Recently, Tsinghua University's Intelligent Industry Research Institute (AIR) released an AI model named AutoDroid-V2 on December 24, 2024, aimed at optimizing the automation control capabilities of mobile devices. This model significantly enhances the efficiency of user operations through natural language by applying small language models.
AutoDroid-V2 adopts a script-based approach, differing from the traditional method that relies on large cloud-based language models (LLMs). This innovation allows devices to efficiently execute user commands, reducing dependence on cloud services, thus significantly improving privacy and security. Additionally, it lowers the data consumption on the user side and operational costs on the server side, promoting the widespread use of mobile devices.

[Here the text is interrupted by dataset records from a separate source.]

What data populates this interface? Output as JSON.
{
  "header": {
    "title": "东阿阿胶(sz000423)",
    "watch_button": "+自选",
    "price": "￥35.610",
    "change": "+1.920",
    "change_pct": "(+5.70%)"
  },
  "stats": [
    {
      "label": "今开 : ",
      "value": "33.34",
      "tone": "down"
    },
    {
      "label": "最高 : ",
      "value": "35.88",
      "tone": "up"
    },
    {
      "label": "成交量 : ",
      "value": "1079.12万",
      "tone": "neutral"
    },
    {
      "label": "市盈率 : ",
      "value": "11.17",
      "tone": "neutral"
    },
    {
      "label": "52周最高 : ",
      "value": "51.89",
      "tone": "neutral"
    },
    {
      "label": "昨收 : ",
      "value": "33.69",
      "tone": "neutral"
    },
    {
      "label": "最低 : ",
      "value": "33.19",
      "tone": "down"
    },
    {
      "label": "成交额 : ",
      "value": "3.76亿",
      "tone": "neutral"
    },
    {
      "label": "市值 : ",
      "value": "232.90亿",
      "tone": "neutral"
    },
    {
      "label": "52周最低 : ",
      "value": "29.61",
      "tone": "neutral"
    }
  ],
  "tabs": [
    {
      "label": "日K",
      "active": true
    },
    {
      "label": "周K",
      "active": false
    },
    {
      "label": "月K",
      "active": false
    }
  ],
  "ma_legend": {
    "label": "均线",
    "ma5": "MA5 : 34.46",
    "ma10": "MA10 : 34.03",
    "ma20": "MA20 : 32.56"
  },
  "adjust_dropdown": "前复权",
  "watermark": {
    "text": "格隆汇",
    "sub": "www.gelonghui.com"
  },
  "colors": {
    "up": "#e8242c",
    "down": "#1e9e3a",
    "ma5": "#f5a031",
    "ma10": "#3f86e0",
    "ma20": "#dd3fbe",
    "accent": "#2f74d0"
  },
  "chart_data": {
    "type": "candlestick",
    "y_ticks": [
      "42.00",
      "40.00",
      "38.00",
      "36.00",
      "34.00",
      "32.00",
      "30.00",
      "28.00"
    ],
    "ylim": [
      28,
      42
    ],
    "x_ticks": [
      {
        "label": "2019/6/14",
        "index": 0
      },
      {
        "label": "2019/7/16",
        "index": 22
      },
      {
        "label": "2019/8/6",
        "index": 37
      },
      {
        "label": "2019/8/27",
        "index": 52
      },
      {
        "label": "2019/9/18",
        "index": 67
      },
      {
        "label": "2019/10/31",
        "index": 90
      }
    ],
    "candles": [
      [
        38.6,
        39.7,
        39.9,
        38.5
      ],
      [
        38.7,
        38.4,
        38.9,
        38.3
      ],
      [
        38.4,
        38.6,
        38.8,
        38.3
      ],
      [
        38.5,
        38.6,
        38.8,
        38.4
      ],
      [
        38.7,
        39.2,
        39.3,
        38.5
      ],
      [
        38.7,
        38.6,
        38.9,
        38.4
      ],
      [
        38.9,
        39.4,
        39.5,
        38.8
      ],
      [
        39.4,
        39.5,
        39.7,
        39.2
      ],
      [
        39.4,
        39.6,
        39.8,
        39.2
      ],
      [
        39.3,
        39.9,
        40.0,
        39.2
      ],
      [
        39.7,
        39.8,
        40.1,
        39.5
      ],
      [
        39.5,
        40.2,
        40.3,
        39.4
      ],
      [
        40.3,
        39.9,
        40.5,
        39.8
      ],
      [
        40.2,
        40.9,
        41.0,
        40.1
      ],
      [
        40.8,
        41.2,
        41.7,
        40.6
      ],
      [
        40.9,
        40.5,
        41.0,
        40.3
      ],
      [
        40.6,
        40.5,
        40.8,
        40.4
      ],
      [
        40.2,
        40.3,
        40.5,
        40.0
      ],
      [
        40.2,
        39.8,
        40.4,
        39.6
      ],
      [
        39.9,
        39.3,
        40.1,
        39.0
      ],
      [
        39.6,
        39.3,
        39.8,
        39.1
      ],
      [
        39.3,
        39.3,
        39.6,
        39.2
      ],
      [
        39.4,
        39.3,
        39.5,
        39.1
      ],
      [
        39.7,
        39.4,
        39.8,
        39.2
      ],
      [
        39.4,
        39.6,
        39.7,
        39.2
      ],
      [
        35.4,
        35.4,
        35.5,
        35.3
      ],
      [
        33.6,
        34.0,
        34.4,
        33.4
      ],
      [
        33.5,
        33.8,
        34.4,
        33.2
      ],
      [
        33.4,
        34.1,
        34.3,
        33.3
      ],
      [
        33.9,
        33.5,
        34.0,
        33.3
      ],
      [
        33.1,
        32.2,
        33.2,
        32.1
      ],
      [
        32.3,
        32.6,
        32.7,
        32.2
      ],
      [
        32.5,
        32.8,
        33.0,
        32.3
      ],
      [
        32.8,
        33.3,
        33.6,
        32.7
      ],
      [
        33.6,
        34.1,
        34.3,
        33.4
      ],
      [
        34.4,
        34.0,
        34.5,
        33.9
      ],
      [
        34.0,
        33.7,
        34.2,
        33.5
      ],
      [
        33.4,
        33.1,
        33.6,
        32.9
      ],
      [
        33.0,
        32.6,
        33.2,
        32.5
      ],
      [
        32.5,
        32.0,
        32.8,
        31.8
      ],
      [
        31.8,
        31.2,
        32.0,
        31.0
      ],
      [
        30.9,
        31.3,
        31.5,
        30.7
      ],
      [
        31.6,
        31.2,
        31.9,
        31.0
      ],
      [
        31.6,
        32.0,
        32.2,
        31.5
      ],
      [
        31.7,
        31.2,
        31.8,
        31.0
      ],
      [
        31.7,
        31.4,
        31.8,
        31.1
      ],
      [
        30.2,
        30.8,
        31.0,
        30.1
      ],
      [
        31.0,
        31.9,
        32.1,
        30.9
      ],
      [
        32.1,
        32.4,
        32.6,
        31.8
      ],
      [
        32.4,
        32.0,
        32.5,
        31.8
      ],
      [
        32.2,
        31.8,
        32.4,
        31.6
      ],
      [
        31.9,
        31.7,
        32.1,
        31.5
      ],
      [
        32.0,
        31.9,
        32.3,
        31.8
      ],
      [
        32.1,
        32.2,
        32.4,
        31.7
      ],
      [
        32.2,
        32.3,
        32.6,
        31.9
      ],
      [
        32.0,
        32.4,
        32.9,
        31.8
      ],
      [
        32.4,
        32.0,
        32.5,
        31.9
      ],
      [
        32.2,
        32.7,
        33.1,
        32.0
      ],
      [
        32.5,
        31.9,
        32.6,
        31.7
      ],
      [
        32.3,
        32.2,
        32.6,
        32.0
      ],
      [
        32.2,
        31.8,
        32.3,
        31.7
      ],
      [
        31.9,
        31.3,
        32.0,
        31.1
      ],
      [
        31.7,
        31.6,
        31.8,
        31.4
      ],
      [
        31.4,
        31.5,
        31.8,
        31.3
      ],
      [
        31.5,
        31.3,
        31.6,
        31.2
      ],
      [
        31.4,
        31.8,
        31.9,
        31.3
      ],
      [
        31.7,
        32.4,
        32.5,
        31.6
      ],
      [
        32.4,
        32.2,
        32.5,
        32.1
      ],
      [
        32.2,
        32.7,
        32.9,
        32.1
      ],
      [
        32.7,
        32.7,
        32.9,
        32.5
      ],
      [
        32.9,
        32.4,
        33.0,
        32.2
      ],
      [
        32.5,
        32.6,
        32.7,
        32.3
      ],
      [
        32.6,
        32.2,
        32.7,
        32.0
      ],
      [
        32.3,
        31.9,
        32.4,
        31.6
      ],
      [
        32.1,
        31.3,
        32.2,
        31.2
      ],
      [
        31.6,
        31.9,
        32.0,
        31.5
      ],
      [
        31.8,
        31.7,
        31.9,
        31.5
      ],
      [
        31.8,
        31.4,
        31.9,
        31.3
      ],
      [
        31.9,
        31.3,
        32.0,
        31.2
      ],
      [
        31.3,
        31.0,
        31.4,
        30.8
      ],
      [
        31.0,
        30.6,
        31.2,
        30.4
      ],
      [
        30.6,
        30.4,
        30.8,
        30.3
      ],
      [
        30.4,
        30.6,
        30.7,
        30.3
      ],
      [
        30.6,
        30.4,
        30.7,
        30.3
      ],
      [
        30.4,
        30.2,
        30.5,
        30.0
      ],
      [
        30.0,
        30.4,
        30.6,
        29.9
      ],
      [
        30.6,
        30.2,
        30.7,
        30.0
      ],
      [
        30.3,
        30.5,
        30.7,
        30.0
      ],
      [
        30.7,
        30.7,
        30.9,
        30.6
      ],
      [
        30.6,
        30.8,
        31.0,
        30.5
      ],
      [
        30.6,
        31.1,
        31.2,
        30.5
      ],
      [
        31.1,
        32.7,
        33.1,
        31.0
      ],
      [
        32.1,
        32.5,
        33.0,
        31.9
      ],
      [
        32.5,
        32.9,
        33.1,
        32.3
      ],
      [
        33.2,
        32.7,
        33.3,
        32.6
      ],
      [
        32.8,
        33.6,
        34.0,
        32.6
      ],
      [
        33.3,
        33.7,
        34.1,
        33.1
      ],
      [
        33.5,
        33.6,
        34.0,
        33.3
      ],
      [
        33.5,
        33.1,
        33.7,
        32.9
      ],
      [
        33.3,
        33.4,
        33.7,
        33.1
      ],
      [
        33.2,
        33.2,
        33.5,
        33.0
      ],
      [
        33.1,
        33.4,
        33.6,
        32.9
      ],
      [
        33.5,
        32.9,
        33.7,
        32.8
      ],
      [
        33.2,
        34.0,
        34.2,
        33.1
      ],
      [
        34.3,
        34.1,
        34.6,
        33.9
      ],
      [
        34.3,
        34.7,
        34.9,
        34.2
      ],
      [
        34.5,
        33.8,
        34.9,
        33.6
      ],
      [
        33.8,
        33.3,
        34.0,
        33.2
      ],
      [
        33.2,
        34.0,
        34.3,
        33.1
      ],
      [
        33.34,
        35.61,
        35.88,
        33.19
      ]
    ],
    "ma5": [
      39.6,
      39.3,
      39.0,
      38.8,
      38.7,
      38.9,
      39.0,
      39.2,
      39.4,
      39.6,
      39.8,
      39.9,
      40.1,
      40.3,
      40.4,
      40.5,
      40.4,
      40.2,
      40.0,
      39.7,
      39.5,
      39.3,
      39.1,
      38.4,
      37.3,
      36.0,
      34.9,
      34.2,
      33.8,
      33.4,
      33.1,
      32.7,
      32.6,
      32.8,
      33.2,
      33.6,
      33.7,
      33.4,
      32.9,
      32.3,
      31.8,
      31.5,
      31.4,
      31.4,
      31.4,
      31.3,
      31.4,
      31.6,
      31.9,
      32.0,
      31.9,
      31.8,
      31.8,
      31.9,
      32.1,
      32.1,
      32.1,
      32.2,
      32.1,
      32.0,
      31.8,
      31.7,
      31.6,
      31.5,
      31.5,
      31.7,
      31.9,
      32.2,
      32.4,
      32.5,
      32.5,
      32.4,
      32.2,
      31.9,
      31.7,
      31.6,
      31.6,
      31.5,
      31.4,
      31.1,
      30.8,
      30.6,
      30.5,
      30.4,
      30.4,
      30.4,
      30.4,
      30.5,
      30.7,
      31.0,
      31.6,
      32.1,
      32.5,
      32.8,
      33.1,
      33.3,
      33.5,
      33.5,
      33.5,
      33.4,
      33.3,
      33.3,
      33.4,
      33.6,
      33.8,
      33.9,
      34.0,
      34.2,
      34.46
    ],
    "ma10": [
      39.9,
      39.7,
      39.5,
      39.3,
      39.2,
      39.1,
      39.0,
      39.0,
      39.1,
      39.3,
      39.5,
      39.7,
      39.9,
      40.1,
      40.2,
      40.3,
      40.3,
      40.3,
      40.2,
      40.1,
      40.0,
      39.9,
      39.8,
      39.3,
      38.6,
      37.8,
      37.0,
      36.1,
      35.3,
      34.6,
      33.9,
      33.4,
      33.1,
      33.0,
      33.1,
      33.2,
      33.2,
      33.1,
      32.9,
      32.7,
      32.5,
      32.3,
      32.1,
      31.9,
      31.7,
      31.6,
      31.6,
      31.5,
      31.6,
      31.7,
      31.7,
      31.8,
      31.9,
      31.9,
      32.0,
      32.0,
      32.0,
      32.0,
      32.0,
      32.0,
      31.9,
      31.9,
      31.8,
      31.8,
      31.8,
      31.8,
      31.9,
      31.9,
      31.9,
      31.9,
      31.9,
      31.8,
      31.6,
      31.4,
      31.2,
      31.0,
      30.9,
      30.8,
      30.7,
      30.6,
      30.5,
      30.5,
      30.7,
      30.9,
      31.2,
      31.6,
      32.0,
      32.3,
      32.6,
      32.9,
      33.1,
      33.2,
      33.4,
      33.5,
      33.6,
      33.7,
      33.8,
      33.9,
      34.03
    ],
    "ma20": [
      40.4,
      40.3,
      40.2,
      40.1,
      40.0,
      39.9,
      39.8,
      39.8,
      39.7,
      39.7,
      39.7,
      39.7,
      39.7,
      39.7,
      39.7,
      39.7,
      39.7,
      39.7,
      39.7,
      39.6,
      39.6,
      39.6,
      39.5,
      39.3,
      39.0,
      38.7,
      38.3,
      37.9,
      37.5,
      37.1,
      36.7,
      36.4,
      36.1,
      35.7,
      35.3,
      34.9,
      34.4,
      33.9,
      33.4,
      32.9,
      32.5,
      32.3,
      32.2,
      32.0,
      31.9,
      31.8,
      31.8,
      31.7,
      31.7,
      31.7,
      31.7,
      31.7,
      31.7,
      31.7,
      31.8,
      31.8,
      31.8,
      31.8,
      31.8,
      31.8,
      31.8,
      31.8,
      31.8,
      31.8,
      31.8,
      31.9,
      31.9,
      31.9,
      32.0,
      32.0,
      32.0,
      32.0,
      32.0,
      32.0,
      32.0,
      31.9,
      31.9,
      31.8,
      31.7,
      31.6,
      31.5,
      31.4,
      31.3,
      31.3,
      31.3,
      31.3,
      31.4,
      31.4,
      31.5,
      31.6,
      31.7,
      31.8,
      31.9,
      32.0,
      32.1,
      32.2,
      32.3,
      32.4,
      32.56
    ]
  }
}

In terms of project background, the rise of large language models and visual language models in recent years has made it possible to control mobile devices through natural language commands. These technologies provide new avenues for solving complex user tasks. However, the traditional "step-by-step GUI agent" approach faces issues of high data consumption and privacy security risks, posing obstacles to large-scale deployment.
The innovation of AutoDroid-V2 lies in its ability to generate multi-step scripts based on user commands, allowing it to execute multiple GUI operations in one go. This approach significantly reduces query frequency, lowers resource consumption, and enables the direct generation and execution of task scripts on user devices. The model constructs application documentation in offline mode, laying the groundwork for subsequent script generation.
In performance testing, AutoDroid-V2 underwent benchmarking for 226 tasks across 23 mobile applications, achieving a task completion rate improvement of 10.5% to 51.7% compared to previous models like AutoDroid and SeeClick. Moreover, its input and output token consumption decreased to 1/43.5 and 1/5.8, respectively, while model inference latency was reduced to 1/5.7 to 1/13.4 of the original. These results demonstrate the efficiency and reliability of AutoDroid-V2 in practical applications.
Key Points:
🌟 AutoDroid-V2 is a new AI model launched by Tsinghua University, enhancing the efficiency of natural language control for mobile devices.
🔒 The model reduces dependence on cloud services through small language models, enhancing user privacy and security.
📈 Benchmark tests show significant improvements in task completion rates and resource consumption for AutoDroid-V2, showcasing its strong application potential.